Abstract

In 1980, Mirowski et al. [1] reported the first 3 patients treated with an automatic implantable defibrillator (AID). At that time, the AID was implanted with electrodes attached to the epicardium through a surgical thoracotomy with the battery portion of the unit placed undeer the skin in the abdominal wall. The AID detected the onset of ventricular fibrillation through a unique algorithm and the device was considered a “shock box” since shock was the only therapy delivered. The U.S. Food and Drug Administration (FDA) initially provided approval for use of the AID device in high-risk cardiac patients who had been resuscitated from a prior aborted cardiac arrest. Around the same time frame, Medtronic developed a pacing approach (antitachycardia pacing [ATP]) to terminate rapid ventricular tachycardia (VT) by delivering a series of appropriately timed pacing stimuli in the interval between the QRS and T-wave complexes of the tachycardia (review article [2]). This pacing technique was effective in terminating VT in a majority of patients with ventricular tachyarrhythmias.

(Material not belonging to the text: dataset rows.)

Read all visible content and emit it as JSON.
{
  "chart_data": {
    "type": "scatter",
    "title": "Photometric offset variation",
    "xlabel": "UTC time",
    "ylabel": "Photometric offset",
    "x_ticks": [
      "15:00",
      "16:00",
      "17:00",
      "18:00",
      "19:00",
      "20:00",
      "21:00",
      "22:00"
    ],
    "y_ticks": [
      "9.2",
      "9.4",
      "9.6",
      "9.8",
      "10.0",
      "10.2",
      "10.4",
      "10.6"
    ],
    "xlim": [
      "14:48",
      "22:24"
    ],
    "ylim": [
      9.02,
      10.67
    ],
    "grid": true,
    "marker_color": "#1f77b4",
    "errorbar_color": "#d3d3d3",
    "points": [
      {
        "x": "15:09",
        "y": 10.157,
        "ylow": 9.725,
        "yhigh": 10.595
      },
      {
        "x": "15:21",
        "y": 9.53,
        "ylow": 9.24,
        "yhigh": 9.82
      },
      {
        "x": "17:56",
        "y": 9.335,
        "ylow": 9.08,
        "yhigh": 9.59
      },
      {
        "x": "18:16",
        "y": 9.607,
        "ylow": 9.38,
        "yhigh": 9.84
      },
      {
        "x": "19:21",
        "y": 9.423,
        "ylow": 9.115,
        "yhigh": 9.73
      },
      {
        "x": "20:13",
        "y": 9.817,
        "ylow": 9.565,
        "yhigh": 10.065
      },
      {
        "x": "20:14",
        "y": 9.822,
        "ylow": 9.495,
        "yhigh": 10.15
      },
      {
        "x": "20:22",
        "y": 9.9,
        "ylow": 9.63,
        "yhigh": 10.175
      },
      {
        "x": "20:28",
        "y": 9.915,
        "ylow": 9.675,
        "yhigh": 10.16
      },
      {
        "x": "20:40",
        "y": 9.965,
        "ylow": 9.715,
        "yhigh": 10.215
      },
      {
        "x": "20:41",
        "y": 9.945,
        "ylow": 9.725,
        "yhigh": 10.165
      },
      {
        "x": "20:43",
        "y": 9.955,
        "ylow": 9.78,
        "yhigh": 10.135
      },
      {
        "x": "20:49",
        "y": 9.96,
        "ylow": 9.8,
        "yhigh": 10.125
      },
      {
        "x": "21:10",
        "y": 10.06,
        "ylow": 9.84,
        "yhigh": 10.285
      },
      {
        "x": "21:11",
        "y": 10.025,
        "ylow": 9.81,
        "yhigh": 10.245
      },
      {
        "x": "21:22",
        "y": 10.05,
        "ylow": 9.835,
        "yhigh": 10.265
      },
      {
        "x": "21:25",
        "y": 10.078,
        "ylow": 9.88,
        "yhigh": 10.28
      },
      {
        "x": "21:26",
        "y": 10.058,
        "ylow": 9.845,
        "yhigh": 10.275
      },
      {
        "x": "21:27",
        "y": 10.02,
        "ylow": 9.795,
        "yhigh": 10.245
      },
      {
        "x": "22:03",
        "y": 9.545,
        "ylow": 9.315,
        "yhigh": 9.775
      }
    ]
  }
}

However, this ATP approach produced acceleration of VT and even ventricular fibrillation and sudden death in a small percentage of patients, and ATP therapy was not approved by the FDA as a stand-alone therapy. The AID was initially developed by Drs. Mirowski and Mower in association with Dr. M. Stephen Heilman at the Medrad/Intec Company in Pittsburgh, Pennsylvania, and the implantable defibrillator was subsequently sold to CPI/Guidant Corporation in 1985. Although CPI/Guidant and Medtronic were competitors in the pacemaker field, both companies recognized the need for a device with tiered therapy that would include ATP and defibrillation. Through a cooperative agreement, CPI/Guidant and Medtronic jointly agreed on a device involving ATP and shock therapy, called the automatic implantable cardioverter defibrillator (AICD) for treating patients at risk for life-threatening VT and/or ventricular fibrillation.